It was not simply that she began to watch Rose Dorn — we all did that — it was rather that she watched with such intensity. Often you could see her far away at Table 6, staring across the room at little Rose Dorn in frozen fascination, her lips parted, her eyes wide, her pencil poised above her workbook. If at such a moment the boy beside her exercised his wit by moving a hand up and down in front of her stare, she would look frightened and confused, and blushing faintly she would lower her head and begin writing frantically in her workbook. Once on the playground I saw her jumping rope, holding her eyeglass case in one hand; as she jumped up and down, her long hair jumping behind her, she stared off to the right at Rose Dorn, who stood watching with her kitten some ten feet away. When Rose Dorn began to walk in a wide circle around the girls, Carol Stempel, still jumping up and down, turned her head farther and farther until she was looking over her shoulder. I believe she would have turned her head completely around until her neck looked like a corkscrew; but the girls’ shouts shattered her trance, and like a cartoon character who walks off a cliff into the air, quite at ease until he looks down and sees that the ground has vanished, so Carol Stempel, who had been jumping perfectly until then, suddenly realized that her head was turned the wrong way, and clumsy with confusion she almost fell onto the tar as the rope came cutting into her leg.

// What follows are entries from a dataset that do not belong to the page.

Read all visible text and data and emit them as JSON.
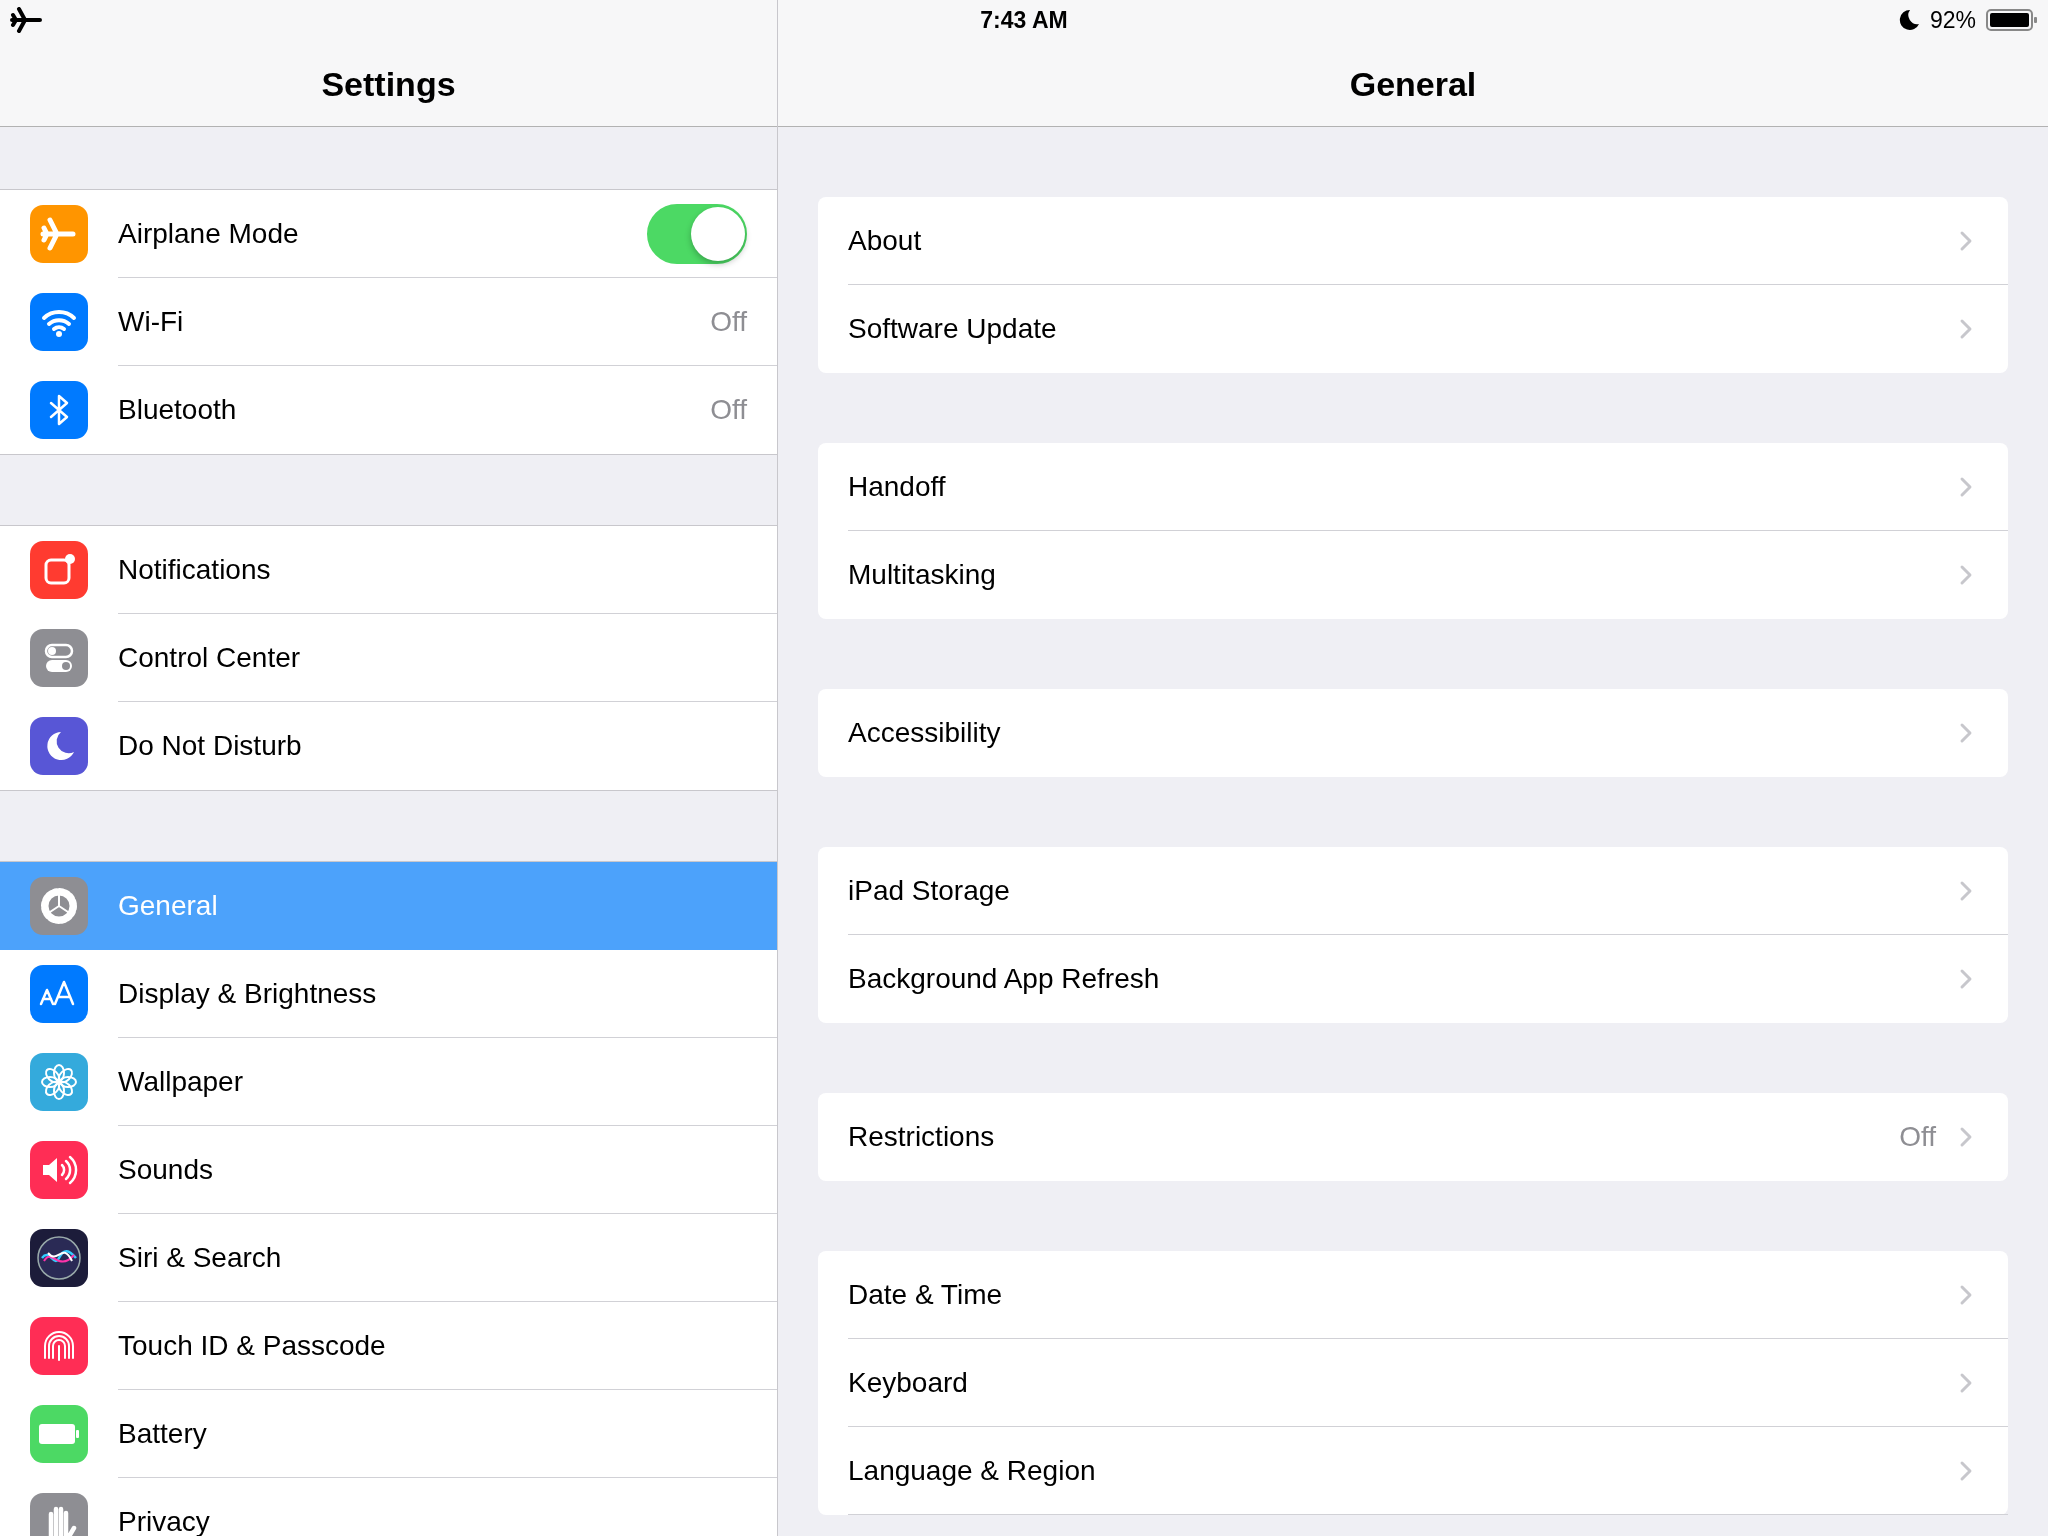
{
  "status_bar": {
    "time": "7:43 AM",
    "battery": "92%"
  },
  "sidebar": {
    "title": "Settings",
    "groups": [
      {
        "items": [
          {
            "label": "Airplane Mode",
            "color": "#ff9500",
            "kind": "toggle",
            "on": true,
            "selected": false
          },
          {
            "label": "Wi-Fi",
            "color": "#007aff",
            "kind": "value",
            "value": "Off",
            "selected": false
          },
          {
            "label": "Bluetooth",
            "color": "#007aff",
            "kind": "value",
            "value": "Off",
            "selected": false
          }
        ]
      },
      {
        "items": [
          {
            "label": "Notifications",
            "color": "#ff3b30",
            "kind": "link",
            "selected": false
          },
          {
            "label": "Control Center",
            "color": "#8e8e93",
            "kind": "link",
            "selected": false
          },
          {
            "label": "Do Not Disturb",
            "color": "#5856d6",
            "kind": "link",
            "selected": false
          }
        ]
      },
      {
        "items": [
          {
            "label": "General",
            "color": "#8e8e93",
            "kind": "link",
            "selected": true
          },
          {
            "label": "Display & Brightness",
            "color": "#007aff",
            "kind": "link",
            "selected": false
          },
          {
            "label": "Wallpaper",
            "color": "#34aadc",
            "kind": "link",
            "selected": false
          },
          {
            "label": "Sounds",
            "color": "#ff2d55",
            "kind": "link",
            "selected": false
          },
          {
            "label": "Siri & Search",
            "color": "#1c1c3a",
            "kind": "link",
            "selected": false
          },
          {
            "label": "Touch ID & Passcode",
            "color": "#ff2d55",
            "kind": "link",
            "selected": false
          },
          {
            "label": "Battery",
            "color": "#4cd964",
            "kind": "link",
            "selected": false
          },
          {
            "label": "Privacy",
            "color": "#8e8e93",
            "kind": "link",
            "selected": false
          }
        ]
      }
    ]
  },
  "detail": {
    "title": "General",
    "groups": [
      {
        "rows": [
          {
            "label": "About"
          },
          {
            "label": "Software Update"
          }
        ]
      },
      {
        "rows": [
          {
            "label": "Handoff"
          },
          {
            "label": "Multitasking"
          }
        ]
      },
      {
        "rows": [
          {
            "label": "Accessibility"
          }
        ]
      },
      {
        "rows": [
          {
            "label": "iPad Storage"
          },
          {
            "label": "Background App Refresh"
          }
        ]
      },
      {
        "rows": [
          {
            "label": "Restrictions",
            "value": "Off"
          }
        ]
      },
      {
        "rows": [
          {
            "label": "Date & Time"
          },
          {
            "label": "Keyboard"
          },
          {
            "label": "Language & Region"
          }
        ]
      }
    ]
  }
}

But it was more even than the intensity of her watching that marked a change in Carol Stempel: it was the development of a deep mental sympathy with Rose Dorn. She became sensitive to Rose Dorn’s moods. Her restlessness made her restless; her trances calmed her. She suffered her punishments, clenching her fists and frowning in anguish as Mrs. Cadwallader shook Rose Dorn angrily by the shoulder for some piece of viciousness or other. It was as if she were being drawn into the whirlpool that was Rose Dorn. It was as if, dare I utter it, Rose Dorn had cast a spell.

I recall a morning when Carol Stempel was watering the plants. She always watered the plants with great care, neatly tilting a small blue plastic watering can that she refilled at a sink in the back of the room. She was standing at the second window from the back, moving slowly from plant to plant along the windowsill. I was sitting at my table trying not to hear the babble of the middle reading group, gathered behind me in a small semicircle at the front of the room. From where I sat I could see three quarters of Carol Stempel’s face at the far window; across from me, Rose Dorn sat frowning at her workbook. She had been turning pages restlessly as usual, and giving up at last she began to hunt about for something more interesting to look at. At the back of the room she saw Carol Stempel standing at the window. She began to stare intently with those eyes of hers. Carol Stempel was standing on her toes, holding the spout of her watering can over the rim of a red plastic flowerpot from which a dark green plant overflowed. Behind me a whining voice continued to mispronounce every other word; there was a sound of turning pages; I turned around to look up at the clock beside the flag. Suddenly there was a crash and cry. Mrs. Cadwallader jerked up her head. I whirled around. Carol Stempel, holding her cheeks in horror, stared at the watering can at her toes, from which a puddle of water was darkly pouring. Across from me, Rose Dorn was writing away in her workbook.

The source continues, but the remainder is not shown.